Per Nello Musumeci la nuova norma che prevede limitazioni allo svolgimento di cerimonie nunziali, feste e ricorrenze è un’assurdità, oltre ad un atto di ingiustizia sociale. Questo il dissenso espresso ieri dal presidente della Regione a margine della conferenza stampa dell’iniziativa “Io compro siciliano” svoltasi a Palazzo Comitini a Palermo.

Il governatore giudica non coerente il nuovo dpcm che consente a due persone sconosciute di stare una accanto all’altro su un aero e poi impone un limite di 30 persone per partecipare ad una cerimonia nuziale, evento nella vita solitamente è qualcosa di unico, destinato ad essere ricordato nel tempo.
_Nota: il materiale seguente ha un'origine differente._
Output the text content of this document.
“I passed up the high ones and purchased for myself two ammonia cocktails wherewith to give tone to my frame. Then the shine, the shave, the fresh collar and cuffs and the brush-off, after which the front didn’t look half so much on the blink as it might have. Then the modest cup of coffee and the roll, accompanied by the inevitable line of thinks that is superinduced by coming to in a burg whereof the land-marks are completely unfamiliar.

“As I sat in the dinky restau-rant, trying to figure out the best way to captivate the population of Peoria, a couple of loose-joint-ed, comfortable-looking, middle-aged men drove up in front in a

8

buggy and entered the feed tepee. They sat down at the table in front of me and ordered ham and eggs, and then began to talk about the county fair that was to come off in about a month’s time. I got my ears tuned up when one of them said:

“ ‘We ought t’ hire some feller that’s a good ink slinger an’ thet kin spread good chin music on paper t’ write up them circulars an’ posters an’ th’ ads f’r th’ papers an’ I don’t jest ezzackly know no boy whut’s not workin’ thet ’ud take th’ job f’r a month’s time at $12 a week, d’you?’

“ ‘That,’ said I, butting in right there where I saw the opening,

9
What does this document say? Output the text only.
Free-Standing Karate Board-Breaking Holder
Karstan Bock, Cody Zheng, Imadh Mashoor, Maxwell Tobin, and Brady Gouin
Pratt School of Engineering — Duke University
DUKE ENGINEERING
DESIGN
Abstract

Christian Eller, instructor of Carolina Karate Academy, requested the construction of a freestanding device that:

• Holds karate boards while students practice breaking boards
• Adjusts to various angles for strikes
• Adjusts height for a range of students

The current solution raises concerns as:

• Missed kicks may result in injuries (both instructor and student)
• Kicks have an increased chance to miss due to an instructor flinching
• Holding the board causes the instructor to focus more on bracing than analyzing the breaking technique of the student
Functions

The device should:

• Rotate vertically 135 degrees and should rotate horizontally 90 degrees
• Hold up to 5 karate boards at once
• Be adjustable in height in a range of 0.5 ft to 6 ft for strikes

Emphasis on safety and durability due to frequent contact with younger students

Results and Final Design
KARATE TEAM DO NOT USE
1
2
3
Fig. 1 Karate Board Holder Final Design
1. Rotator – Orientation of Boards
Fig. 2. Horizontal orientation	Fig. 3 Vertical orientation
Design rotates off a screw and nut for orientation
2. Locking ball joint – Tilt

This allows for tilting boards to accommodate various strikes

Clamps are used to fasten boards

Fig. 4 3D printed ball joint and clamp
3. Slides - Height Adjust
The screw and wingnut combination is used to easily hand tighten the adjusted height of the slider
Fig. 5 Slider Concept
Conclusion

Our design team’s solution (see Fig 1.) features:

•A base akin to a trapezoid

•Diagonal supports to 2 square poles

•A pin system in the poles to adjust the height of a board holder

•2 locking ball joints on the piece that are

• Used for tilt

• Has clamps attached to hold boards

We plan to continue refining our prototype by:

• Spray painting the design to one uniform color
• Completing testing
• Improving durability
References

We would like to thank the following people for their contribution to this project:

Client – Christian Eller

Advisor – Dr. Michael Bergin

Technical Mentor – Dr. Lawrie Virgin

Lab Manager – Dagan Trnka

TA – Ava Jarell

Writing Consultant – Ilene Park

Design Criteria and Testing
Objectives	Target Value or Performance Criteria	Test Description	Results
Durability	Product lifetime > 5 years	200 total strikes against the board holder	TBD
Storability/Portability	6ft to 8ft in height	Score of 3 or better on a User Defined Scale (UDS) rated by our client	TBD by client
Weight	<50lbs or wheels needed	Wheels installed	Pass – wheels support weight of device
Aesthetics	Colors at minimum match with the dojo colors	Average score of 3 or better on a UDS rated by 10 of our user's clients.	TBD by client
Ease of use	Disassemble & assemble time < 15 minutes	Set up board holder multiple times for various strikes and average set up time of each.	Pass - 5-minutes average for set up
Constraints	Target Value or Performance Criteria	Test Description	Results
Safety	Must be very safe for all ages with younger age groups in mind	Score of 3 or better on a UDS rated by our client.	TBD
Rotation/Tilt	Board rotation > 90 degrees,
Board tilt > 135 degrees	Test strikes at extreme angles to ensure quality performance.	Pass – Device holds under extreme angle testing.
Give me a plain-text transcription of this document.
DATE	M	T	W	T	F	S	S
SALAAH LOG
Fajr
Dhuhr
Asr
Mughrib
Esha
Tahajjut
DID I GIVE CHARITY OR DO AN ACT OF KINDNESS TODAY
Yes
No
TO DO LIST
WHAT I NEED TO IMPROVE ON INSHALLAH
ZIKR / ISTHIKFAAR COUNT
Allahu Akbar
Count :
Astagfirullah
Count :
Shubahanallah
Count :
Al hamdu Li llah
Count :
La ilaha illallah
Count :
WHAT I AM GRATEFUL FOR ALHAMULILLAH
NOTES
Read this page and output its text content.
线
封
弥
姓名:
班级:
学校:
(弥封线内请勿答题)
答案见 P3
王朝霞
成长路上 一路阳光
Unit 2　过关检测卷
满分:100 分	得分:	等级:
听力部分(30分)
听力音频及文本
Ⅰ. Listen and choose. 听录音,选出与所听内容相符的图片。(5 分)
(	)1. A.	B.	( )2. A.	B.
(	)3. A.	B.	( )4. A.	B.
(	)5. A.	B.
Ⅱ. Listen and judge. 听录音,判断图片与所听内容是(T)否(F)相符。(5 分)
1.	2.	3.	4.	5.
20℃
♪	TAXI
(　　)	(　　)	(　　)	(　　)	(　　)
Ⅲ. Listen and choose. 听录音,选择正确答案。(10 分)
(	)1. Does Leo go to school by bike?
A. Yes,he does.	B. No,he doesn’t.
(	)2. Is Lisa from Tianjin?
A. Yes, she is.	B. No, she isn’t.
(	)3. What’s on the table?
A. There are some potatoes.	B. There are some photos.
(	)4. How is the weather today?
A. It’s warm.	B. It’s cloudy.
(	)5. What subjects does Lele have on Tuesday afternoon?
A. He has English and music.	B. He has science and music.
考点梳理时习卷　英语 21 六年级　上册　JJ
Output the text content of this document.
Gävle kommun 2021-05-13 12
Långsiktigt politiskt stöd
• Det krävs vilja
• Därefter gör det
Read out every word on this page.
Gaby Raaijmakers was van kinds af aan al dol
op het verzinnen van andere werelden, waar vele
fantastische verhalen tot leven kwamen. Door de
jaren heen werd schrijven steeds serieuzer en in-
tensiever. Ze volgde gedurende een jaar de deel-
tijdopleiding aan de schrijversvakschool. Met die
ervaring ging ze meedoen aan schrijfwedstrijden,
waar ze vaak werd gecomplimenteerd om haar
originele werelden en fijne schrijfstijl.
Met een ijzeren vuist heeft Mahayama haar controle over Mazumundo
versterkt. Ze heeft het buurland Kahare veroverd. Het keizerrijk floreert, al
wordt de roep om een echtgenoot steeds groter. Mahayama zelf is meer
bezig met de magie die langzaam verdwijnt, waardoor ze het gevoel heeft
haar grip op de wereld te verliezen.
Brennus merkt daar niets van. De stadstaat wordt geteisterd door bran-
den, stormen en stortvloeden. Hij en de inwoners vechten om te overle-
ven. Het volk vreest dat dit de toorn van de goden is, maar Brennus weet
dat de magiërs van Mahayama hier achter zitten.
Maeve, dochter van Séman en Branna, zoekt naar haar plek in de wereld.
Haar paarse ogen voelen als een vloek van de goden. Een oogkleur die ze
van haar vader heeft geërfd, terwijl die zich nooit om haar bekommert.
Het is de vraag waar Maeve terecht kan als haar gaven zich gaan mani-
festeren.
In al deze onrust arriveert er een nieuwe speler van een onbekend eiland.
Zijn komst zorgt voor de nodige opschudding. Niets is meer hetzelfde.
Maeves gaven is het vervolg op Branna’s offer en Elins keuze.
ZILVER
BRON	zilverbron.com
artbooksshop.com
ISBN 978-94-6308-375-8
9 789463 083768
Una norma destinata a scoraggiare le coppie a sposarsi e che è in contrasto con l’incentivo che la Regione siciliana ha varato, ovvero il bonus per le coppie che vogliono sposarsi. “Abbiamo detto che il nostro parere su questo tema era fortemente vincolato e abbiamo dato un paio di giorni al governo Conte per potere rimediare”. Ha spiegato Musumeci che poi ha aggiunto: “Le mie ordinanze sono legate al dato epidemiologico. Quelle che dovevamo adottare le abbiamo adottate, continuiamo a fare appello alla responsabilità individuale e collettiva dei siciliani. Dobbiamo tornare ad essere esempio come lo siamo stati nei mesi di marzo, aprile e maggio”.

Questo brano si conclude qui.